Des précisions sur le point de départ du délai pour agir en responsabilité contre un expert-comptable (cinq ans depuis la loi du 17-6-2008 réformant le régime de la prescription, dix ans auparavant) ont été apportées à l'occasion des deux affaires suivantes, où les sociétés clientes de l'expert avaient confié à celui-ci la mission d'établir leurs déclarations fiscales et où, à la suite d'un redressement, elles reprochaient à l'expert un manquement dans l'exécution de cette mission.
1. Dans la première affaire, une cour d'appel avait déclaré l'action prescrite car engagée plus de dix ans après la date de réalisation du dommage qui, selon la cour, correspondait à la date de la notification du redressement adressée à la société.
La Cour de cassation censure cet arrêt en rappelant une solution qu'elle avait déjà dégagée (Cass. com. 5-7-2016 n° 14-28.882 F-D : BRDA 17/16 inf. 21) : la notification de redressement est le point de départ d'une procédure contradictoire, à l'issue de laquelle l'administration fiscale peut ne mettre en recouvrement aucune imposition, de sorte que, à la date de cette notification, le dommage de la société consistant dans des impositions supplémentaires mises à sa charge à raison des manquements supposés de l'expert-comptable n'était pas réalisé.
La Cour en déduit que l'action en responsabilité, engagée moins de dix ans après le jugement du tribunal administratif ayant rejeté le recours formé par la société contre la décision de redressement, n'était pas prescrite.
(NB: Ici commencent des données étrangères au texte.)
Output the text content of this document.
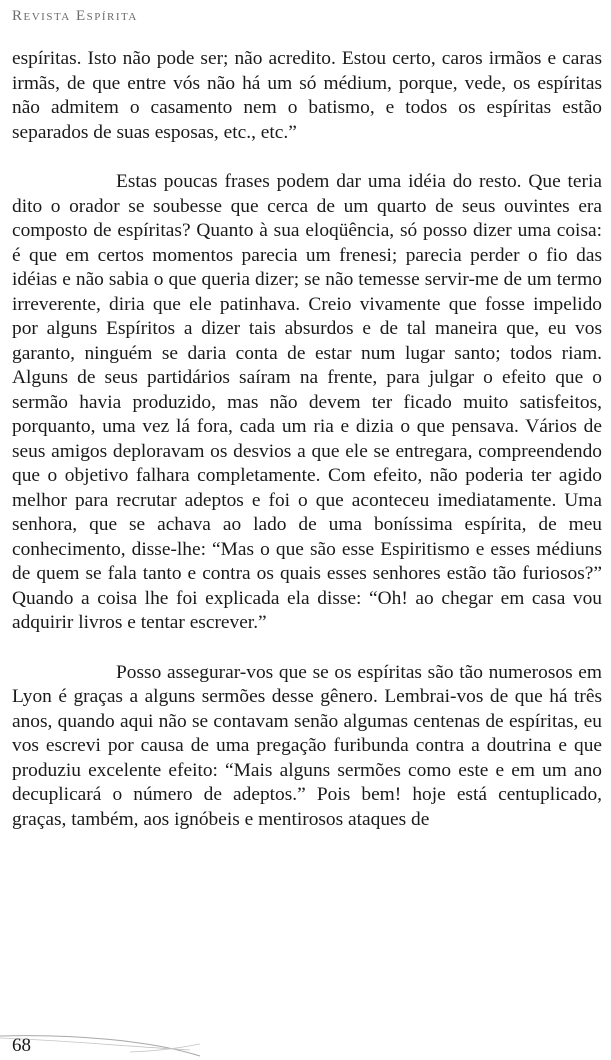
Revista Espírita

espíritas. Isto não pode ser; não acredito. Estou certo, caros irmãos e caras irmãs, de que entre vós não há um só médium, porque, vede, os espíritas não admitem o casamento nem o batismo, e todos os espíritas estão separados de suas esposas, etc., etc.”

Estas poucas frases podem dar uma idéia do resto. Que teria dito o orador se soubesse que cerca de um quarto de seus ouvintes era composto de espíritas? Quanto à sua eloqüência, só posso dizer uma coisa: é que em certos momentos parecia um frenesi; parecia perder o fio das idéias e não sabia o que queria dizer; se não temesse servir-me de um termo irreverente, diria que ele patinhava. Creio vivamente que fosse impelido por alguns Espíritos a dizer tais absurdos e de tal maneira que, eu vos garanto, ninguém se daria conta de estar num lugar santo; todos riam. Alguns de seus partidários saíram na frente, para julgar o efeito que o sermão havia produzido, mas não devem ter ficado muito satisfeitos, porquanto, uma vez lá fora, cada um ria e dizia o que pensava. Vários de seus amigos deploravam os desvios a que ele se entregara, compreendendo que o objetivo falhara completamente. Com efeito, não poderia ter agido melhor para recrutar adeptos e foi o que aconteceu imediatamente. Uma senhora, que se achava ao lado de uma boníssima espírita, de meu conhecimento, disse-lhe: “Mas o que são esse Espiritismo e esses médiuns de quem se fala tanto e contra os quais esses senhores estão tão furiosos?” Quando a coisa lhe foi explicada ela disse: “Oh! ao chegar em casa vou adquirir livros e tentar escrever.”

Posso assegurar-vos que se os espíritas são tão numerosos em Lyon é graças a alguns sermões desse gênero. Lembrai-vos de que há três anos, quando aqui não se contavam senão algumas centenas de espíritas, eu vos escrevi por causa de uma pregação furibunda contra a doutrina e que produziu excelente efeito: “Mais alguns sermões como este e em um ano decuplicará o número de adeptos.” Pois bem! hoje está centuplicado, graças, também, aos ignóbeis e mentirosos ataques de

68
2. Dans la seconde affaire, le redressement fiscal portait sur la TVA à laquelle l'expert-comptable avait estimé que la société n'était pas assujettie. L'expert-comptable faisait valoir que le dommage invoqué s'était manifesté le jour où la société avait reçu l'avis de mise en recouvrement rendant immédiatement exigible cette taxe et que l'action, engagée plus de cinq ans après cet avis, était prescrite.
Cet argument est écarté : la société avait contesté la dette de TVA en introduisant un recours contentieux dont le sort n'a été définitivement connu que le jour où la cour administrative d'appel a rendu l'arrêt rejetant ce recours. L'action ayant été engagée moins de cinq ans après cet arrêt, elle était recevable.
A noter : ces décisions précisent quel événement en l'espèce ne constitue pas le point de départ de la prescription (la notification de redressement dans un cas, l'avis de mise en recouvrement dans l'autre). Il en résulte également que le point de départ, fixé au jour où le dommage est définitivement réalisé, correspond au jour où le recours contentieux de la société a été rejeté.
La question se pose de savoir quelle date retenir lorsque, contrairement aux deux sociétés ci-dessus, le client ne conteste pas le redressement devant le juge administratif. A notre avis, cette date est celle à laquelle expire le délai prévu pour former le recours contentieux car le dommage est alors réalisé, la dette du client à l'égard de l'administration fiscale devenant certaine.